The year is 2018. Women’s football has been on a steady rise in Europe, boosted by two very popular international tournaments in the 2015 Women’s World Cup and the 2017 Women’s Euros; domestically, too, the quality of the competition has continued to improve, draw bigger crowds and garner more media attention.

And yet two of the biggest clubs in the world, Manchester United and Real Madrid, still don’t have women’s teams.

At least, Manchester United doesn’t yet. The club announced recently that they would be applying for a women’s team in the FA WSL 2, the second tier of women’s football, for next season. They’ve had a very successful Girls’ Regional Talent Club for some time, and now those women will be able to continue on to play for the club that’s been developing them.

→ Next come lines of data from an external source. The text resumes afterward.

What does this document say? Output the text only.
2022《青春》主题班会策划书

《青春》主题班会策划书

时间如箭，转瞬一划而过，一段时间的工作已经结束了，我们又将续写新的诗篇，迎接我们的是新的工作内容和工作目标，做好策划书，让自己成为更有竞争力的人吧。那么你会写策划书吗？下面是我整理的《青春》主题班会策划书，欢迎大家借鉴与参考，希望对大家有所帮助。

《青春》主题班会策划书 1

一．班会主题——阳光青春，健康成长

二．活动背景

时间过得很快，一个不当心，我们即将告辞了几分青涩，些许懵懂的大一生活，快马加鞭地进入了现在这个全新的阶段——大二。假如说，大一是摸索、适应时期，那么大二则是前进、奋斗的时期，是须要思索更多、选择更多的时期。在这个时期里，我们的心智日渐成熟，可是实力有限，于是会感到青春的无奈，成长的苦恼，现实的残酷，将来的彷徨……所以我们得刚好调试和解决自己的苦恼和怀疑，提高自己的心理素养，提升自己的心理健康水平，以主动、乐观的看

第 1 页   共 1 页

However, it should be noted that Ed Woodward said the club was “establish[ing] its first ever professional women’s team,” despite the club having an “official relationship” with the formerly Manchester United Supporters Club Ladies from 2001 until Malcolm Glazer disbanded the side in 2005. It seems a little disingenuous to celebrate an accomplishment without acknowledging its history — especially if that history is your club’s previous owner saying a women’s team didn’t “benefit the core business.”

Luckily, it seems that attitudes have changed. “Better late than never” seems to be the most popular judgement of the situation, a fair one considering how far they are behind their big club — and, frankly, small club – counterparts. If Aston Villa and Watford can afford a women’s team, then surely Manchester United can.

Was it peer pressure? Was it a burning resentment of Manchester City stealing yet another spotlight, with their incredible women’s team? Or was it just a general waking up to the fact that women can play football well, too?

Whatever it was, a team with Manchester United’s stature and money can really play ball if they set their mind (and budgets) to it. Let’s all look forward to the time when the women’s Manchester derby is as big as the men’s.